お父さん 公用語っていうのは、普段は違う言葉を話す人が集まった時に、みんなが理解し合える共通の言語のこと。いつもその言葉を使わなきゃだめというわけじゃないんだ。

ニッくん ちょっと安心……かな。

お母さん ユニクロでは母国語が違う人が参加する会議とか、海外に送る文書を来年から英語にするそうよ。インターネット通販の楽天も英語を公用語にするんだって。

ケイちゃん どうして日本でそこまでするの?

お父さん 「日本で」というより、「どこの国にいても」って感じかな。ユニクロも楽天も主に日本で商売してきたけど、これからは海外に出ていくよ。いろんな国に会社をつくり、現地採用も増やす。そこで働く優秀な人が日本の本社に転勤すれば、新しい発想が生まれる。

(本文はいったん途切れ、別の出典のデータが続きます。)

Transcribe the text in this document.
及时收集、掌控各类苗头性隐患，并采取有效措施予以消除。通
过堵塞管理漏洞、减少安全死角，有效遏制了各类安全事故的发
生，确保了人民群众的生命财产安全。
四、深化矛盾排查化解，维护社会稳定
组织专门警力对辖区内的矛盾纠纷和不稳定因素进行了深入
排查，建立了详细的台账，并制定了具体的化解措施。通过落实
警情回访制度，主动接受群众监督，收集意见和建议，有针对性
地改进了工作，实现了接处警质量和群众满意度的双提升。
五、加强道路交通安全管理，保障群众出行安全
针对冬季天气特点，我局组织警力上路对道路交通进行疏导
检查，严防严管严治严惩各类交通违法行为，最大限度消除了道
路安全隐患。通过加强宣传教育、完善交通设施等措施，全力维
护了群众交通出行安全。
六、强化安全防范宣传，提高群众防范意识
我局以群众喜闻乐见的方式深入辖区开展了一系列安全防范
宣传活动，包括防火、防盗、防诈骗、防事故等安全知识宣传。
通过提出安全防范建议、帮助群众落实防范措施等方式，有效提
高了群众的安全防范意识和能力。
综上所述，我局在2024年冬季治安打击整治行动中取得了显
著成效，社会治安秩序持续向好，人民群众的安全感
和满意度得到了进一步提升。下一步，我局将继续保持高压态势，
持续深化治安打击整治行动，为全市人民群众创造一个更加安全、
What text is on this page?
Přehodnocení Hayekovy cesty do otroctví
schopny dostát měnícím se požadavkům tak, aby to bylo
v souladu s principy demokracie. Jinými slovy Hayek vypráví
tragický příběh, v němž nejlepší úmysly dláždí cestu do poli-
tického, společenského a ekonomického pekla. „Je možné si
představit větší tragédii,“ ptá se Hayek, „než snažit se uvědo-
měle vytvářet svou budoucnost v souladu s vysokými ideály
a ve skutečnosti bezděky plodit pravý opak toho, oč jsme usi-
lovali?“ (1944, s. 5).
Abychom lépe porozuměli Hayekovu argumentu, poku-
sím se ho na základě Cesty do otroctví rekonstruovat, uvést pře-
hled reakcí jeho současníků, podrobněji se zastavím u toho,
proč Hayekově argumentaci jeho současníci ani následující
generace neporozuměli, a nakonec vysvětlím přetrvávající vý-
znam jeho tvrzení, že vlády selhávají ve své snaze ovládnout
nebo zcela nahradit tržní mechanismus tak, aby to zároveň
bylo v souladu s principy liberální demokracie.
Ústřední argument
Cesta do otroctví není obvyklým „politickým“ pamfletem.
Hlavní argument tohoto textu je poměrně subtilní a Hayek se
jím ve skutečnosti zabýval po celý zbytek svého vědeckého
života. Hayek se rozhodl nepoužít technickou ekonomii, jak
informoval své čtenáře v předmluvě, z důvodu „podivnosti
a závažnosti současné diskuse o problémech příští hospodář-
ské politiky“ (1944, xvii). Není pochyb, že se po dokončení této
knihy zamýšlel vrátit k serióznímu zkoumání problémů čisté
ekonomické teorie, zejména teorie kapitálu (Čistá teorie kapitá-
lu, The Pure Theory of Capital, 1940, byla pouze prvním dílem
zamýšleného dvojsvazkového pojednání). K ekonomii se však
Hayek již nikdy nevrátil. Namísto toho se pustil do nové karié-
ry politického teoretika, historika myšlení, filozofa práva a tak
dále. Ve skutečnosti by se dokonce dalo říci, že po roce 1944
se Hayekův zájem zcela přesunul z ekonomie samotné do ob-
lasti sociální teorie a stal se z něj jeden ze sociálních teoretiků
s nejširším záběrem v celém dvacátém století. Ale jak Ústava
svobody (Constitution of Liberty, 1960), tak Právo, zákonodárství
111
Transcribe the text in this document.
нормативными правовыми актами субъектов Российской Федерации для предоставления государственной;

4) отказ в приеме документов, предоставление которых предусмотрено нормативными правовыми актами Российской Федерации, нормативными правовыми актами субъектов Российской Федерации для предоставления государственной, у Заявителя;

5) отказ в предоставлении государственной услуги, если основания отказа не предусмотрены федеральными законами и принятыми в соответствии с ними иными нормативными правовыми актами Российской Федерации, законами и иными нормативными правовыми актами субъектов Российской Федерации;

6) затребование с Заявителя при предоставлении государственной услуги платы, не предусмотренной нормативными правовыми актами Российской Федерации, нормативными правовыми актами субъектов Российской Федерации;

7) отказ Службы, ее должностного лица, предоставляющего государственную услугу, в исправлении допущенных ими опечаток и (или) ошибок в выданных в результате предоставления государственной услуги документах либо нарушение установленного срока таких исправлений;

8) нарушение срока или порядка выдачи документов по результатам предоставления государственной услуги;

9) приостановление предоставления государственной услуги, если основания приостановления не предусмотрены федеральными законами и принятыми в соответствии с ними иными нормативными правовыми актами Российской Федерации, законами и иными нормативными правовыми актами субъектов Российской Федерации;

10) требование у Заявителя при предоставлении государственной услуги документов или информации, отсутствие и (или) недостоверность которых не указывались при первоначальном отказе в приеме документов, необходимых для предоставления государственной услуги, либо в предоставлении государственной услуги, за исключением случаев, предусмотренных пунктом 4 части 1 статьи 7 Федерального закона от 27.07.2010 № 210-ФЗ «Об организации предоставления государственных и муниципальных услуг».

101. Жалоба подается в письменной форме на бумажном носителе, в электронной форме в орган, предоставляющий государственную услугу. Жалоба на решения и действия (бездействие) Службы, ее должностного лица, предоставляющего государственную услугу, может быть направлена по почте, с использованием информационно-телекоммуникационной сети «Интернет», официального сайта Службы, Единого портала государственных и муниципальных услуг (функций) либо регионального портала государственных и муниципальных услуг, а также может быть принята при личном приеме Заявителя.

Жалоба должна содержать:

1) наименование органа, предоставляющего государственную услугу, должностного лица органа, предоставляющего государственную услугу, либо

日本でも海外でも、工場やオフィスで様々な国の人が一緒に働くのが当たり前になるかもね。

ケイちゃん だから公用語が必要なのね。

お父さん 大変な時代がやってきたってことだよ。お父さんも仕事で外国人とお昼ごはんを食べるときとか、相手の話を聞き逃さないようにしようとすると、味わってる余裕なんてないもんな。授業は文法中心で会話は習ったことないし。

ニッくん でも公用語は英語じゃなきゃだめなの。

お母さん 英語はたくさんある言葉の中で割と表現が簡潔で、違う国の人同士でも理解しやすいといわれてるの。日本語は「前向きに検討します」とか、曖昧(あいまい)な表現が多くて交渉には向いてないっていわれるわ。